Why Data Journalism Exists, and Why It Matters (or Doesn’t)

C.W. ANDERSON
Professor of Media and Communication
University of Leeds
April 26, 2017 | 12:30p – 2p | MCC 201

Is journalism today better than it has ever been? The question, on the surface, seems ridiculous. Fox News and Breitbart.com dominate our political discourse. A reality-television show star leveraged the affordances of cable news to vaunt himself into the Presidency. Newspaper circulation numbers and journalist employment levels are dropping. Nevertheless this talk will argue that, at certain elite publications, a lot of journalism is more accurate, more quantitative and more explanatory than ever– and this elite journalism, paradoxically, matters less than ever to American political discourse.

This talk tries to get at these issues by taking a trip back into the recent past, and examining the origins of our modern form of quantified journalism. It outlines five reasons why data journalism exists in its present day form, reasons that lead back to the intellectual dynamics of the 1960s and 1970s.

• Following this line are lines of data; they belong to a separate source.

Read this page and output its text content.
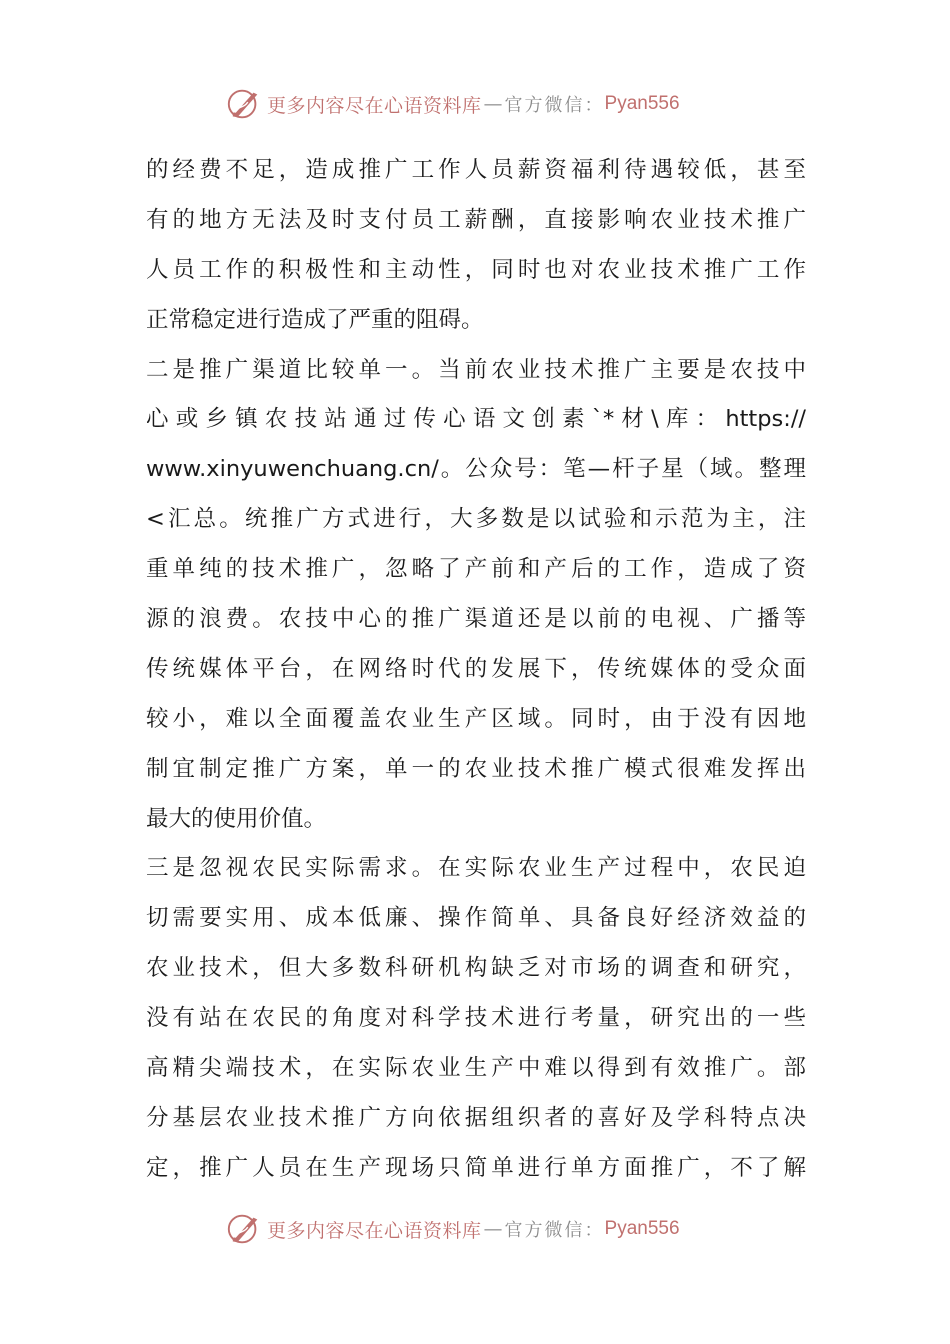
更多内容尽在心语资料库 — 官方微信： Pyan556
的经费不足，造成推广工作人员薪资福利待遇较低，甚至
有的地方无法及时支付员工薪酬，直接影响农业技术推广
人员工作的积极性和主动性，同时也对农业技术推广工作
正常稳定进行造成了严重的阻碍。
二是推广渠道比较单一。当前农业技术推广主要是农技中
心或乡镇农技站通过传心语文创素`*材\库：https://
www.xinyuwenchuang.cn/。公众号：笔—杆子星（域。整理
<汇总。统推广方式进行，大多数是以试验和示范为主，注
重单纯的技术推广，忽略了产前和产后的工作，造成了资
源的浪费。农技中心的推广渠道还是以前的电视、广播等
传统媒体平台，在网络时代的发展下，传统媒体的受众面
较小，难以全面覆盖农业生产区域。同时，由于没有因地
制宜制定推广方案，单一的农业技术推广模式很难发挥出
最大的使用价值。
三是忽视农民实际需求。在实际农业生产过程中，农民迫
切需要实用、成本低廉、操作简单、具备良好经济效益的
农业技术，但大多数科研机构缺乏对市场的调查和研究，
没有站在农民的角度对科学技术进行考量，研究出的一些
高精尖端技术，在实际农业生产中难以得到有效推广。部
分基层农业技术推广方向依据组织者的喜好及学科特点决
定，推广人员在生产现场只简单进行单方面推广，不了解
更多内容尽在心语资料库 — 官方微信： Pyan556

I look at (1) the work of the Russell Sage Foundation, Columbia University, and the University of Wisconsin in promoting the “social sciences in the media” initiative in the early 1960s; (2) an emerging vision of computers and databases that allowed them to be integrated into journalistic work; (3) changing notions of what was meant by “investigative reporting” in the 1970s; (4) academic developments in journalism schools; and (5) a long-term crisis in notions of journalistic objectivity in the 1960s, in part prompted by the emergence of “the new journalism” at about the same time.

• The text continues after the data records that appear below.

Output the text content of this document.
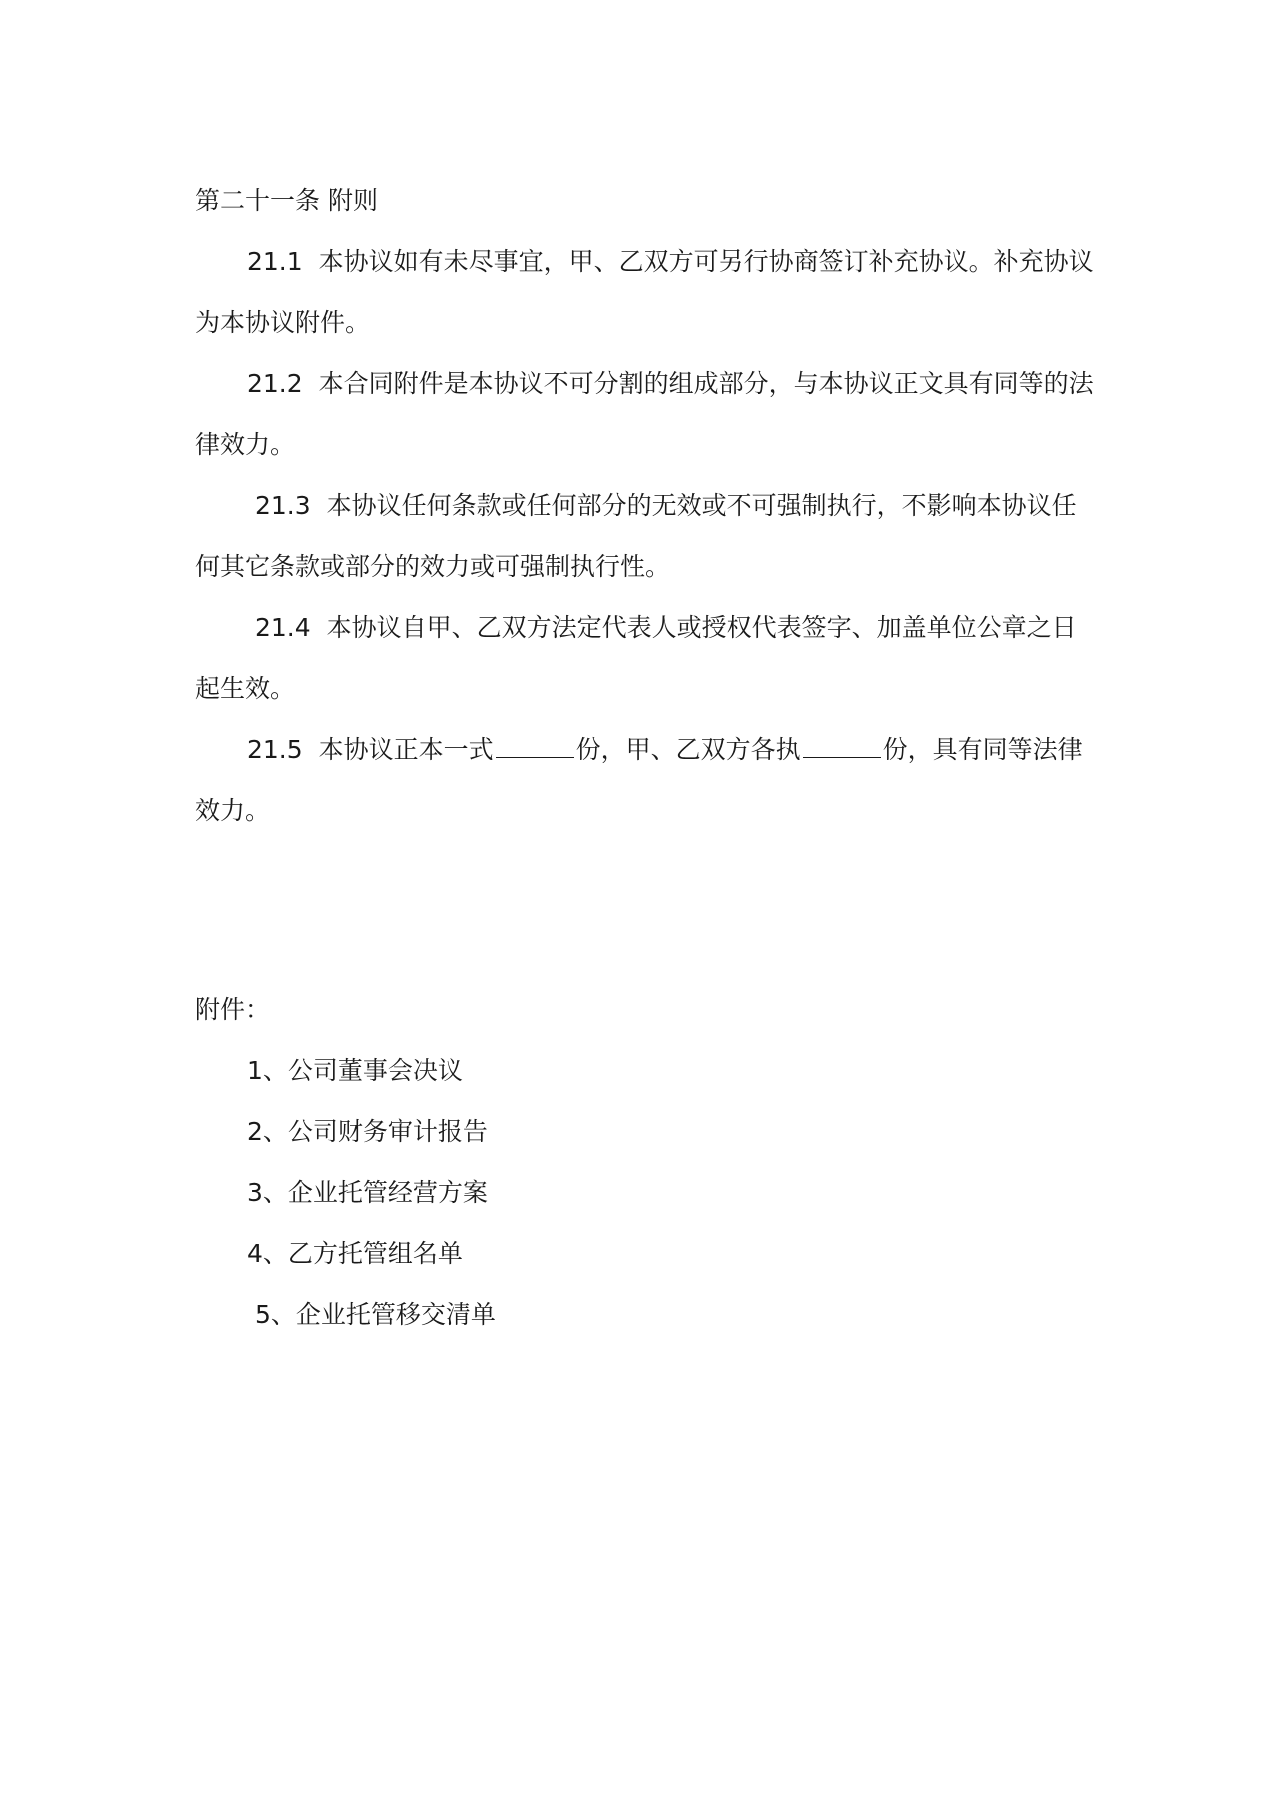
第二十一条 附则

21.1 本协议如有未尽事宜，甲、乙双方可另行协商签订补充协议。补充协议为本协议附件。

21.2 本合同附件是本协议不可分割的组成部分，与本协议正文具有同等的法律效力。

21.3 本协议任何条款或任何部分的无效或不可强制执行，不影响本协议任何其它条款或部分的效力或可强制执行性。

21.4 本协议自甲、乙双方法定代表人或授权代表签字、加盖单位公章之日起生效。

21.5 本协议正本一式	份，甲、乙双方各执	份，具有同等法律效力。

附件：

1、公司董事会决议
2、公司财务审计报告
3、企业托管经营方案
4、乙方托管组名单
5、企业托管移交清单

Beyond simply complicating our understanding of the sociology of data journalism, this more nuanced history allows us to better understand why data journalism has achieved such prestige today, why it nevertheless remains an outlier in most newsrooms, and how it has navigated the larger crisis in objective knowledge production gripping not only newswork but academia in general.
C. W. Anderson is Associate Professor at the College of Staten Island (CUNY); as of the Fall of 2017 he will be a Professor of Media and Communication at the University of Leeds. He is the author, coauthor, or coeditor of multiple books and articles on digital journalism, sociology, political communication, and science and technology studies.